You know how you sometimes have moments in your life that are just too surreal to be believed and you think that you must be in a movie? Back in the West these times happen so rarely, you may have never even known that feeling. But in China these surreal “Fellini” moments, (as one of our friends calls them), happen with startling regularity.

Exhibit A: A random Thursday night at Shijiazhuang Airport. A group of instructors meet at the Russian’s for a big barbecue feast. We have a great time and eat a lot of great food. Then someone gets the smart idea of buying a bag of firecrackers. So we (or they, I was definitely on the sidelines on this one), proceed outside of the restaurant to set them off on the sidewalk, road, in a tree and strapped to the back of a bicycle while someone was actually riding it… (This is what you get when you put a bunch of bored grown-up boys together in rural China!) It made a ton of noise and smoke and was really cool. Those of you who have travelled to China know that fireworks are a part of everyday life and you can always hear or see some being set off somewhere in the distance at any time, day or night. Evidently on Spring Festival, which is the Chinese New Year, all you hear for 24 hours straight is fireworks.

Well, the night didn’t end there. After finishing up with the pyrotechnics, we started to make our way back to the hotel. There were about 10 of us at this point. As we rode by the Mansion Hotel, we heard very loud dance music coming from one of the buildings across the street. A few of the instructors stopped to investigate and before we knew it, the doors were thrown open, we were pushed inside, our jackets were taken from us, a beer was handed to us, and we were ushered out to the middle of a makeshift dance floor where we were cheered, applauded and forced to do a conga line. Evidently we had crashed a party for the workers at the Mansion. It was crazy how we suddenly became the guests of honor. They even gave us microphones and kept toasting us with beer.

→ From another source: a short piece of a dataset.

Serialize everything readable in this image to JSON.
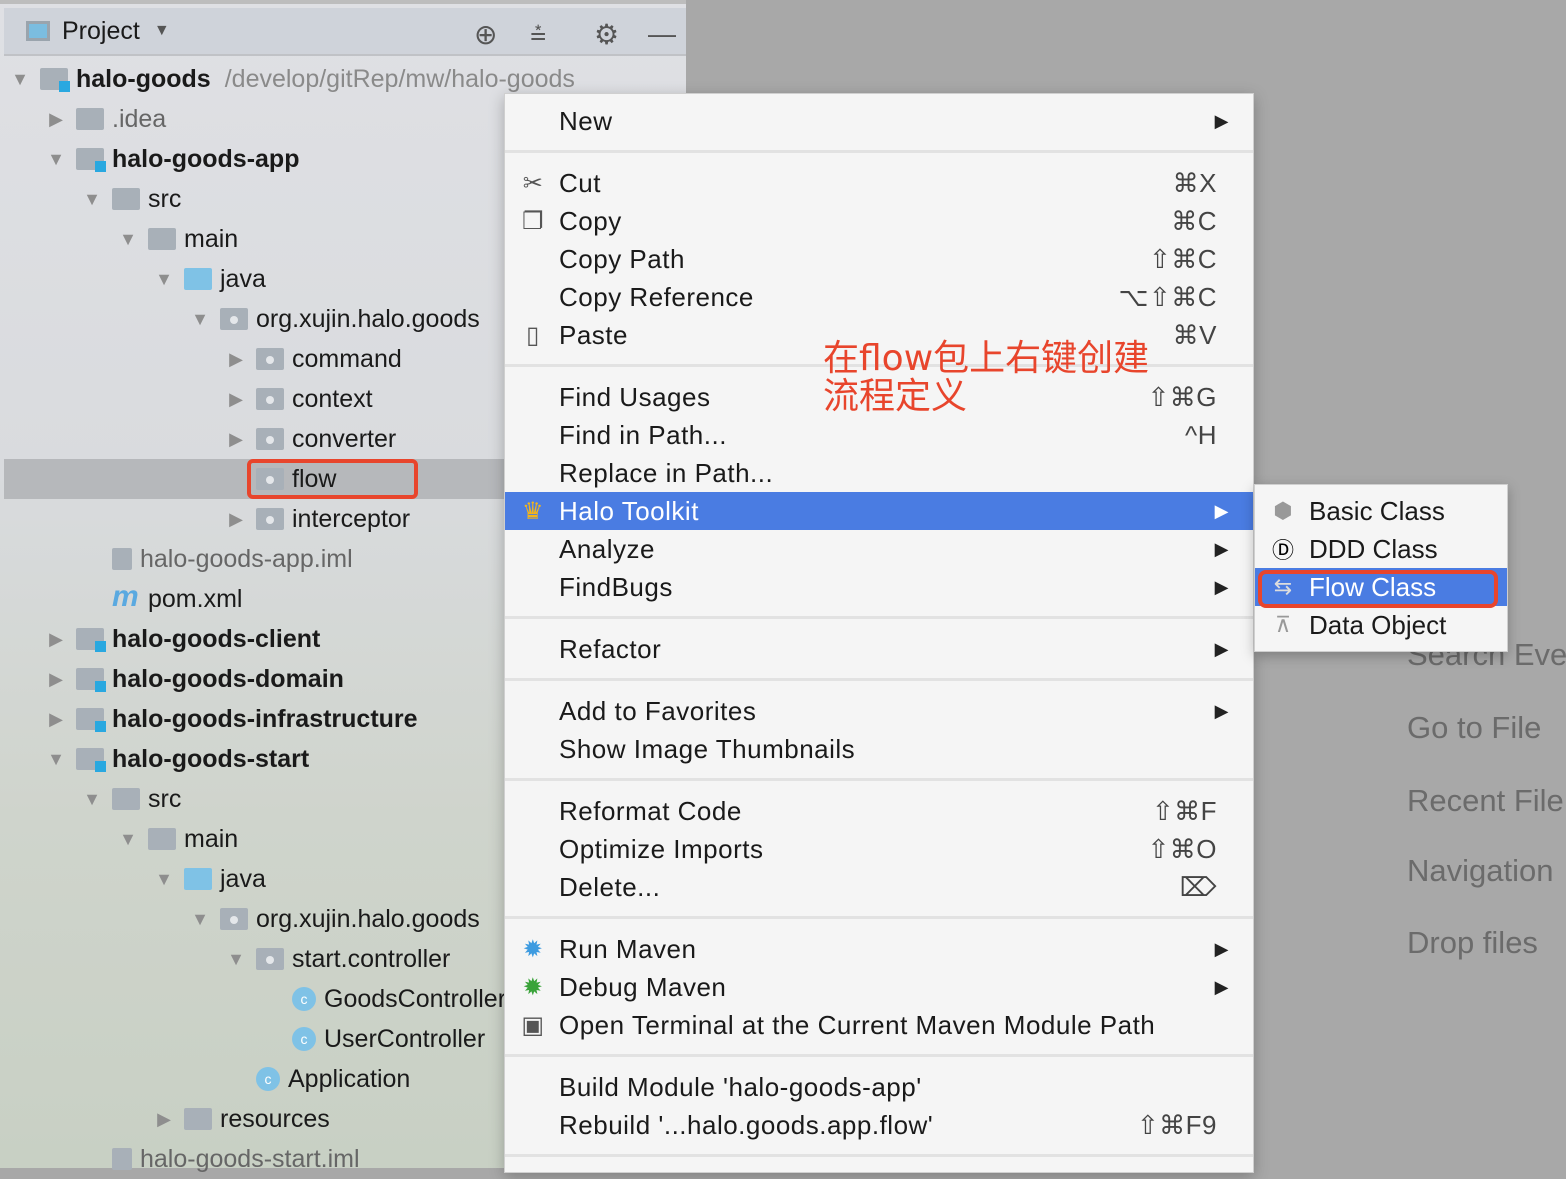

I love dancing in China. There is absolutely no rhythm required, which is perfect for me. There is also no sense of self-consciousness. You just shake or move whatever you want however you want to whatever beat you feel. Anything goes. It truly is a place where you can throw your hands in the air and shake it like you just don’t care.

I’m not really sure how much time we actually spent there. We were just dancing like mad in the midst of all these Chinese. They were really nice and when we decided to leave, they played send-off music for us, formed a line, clapped and cheered and escorted us out to our bicycles.

To cap off the absurdity of the night, several instructors piled into the back of a small tricycle with a wagon on the back while another instructor rode a singing skateboard with blinking, colorful lights all the way back to our hotel. It was not unlike a warped circus parade.

Who says you can’t have fun in the boonies of China?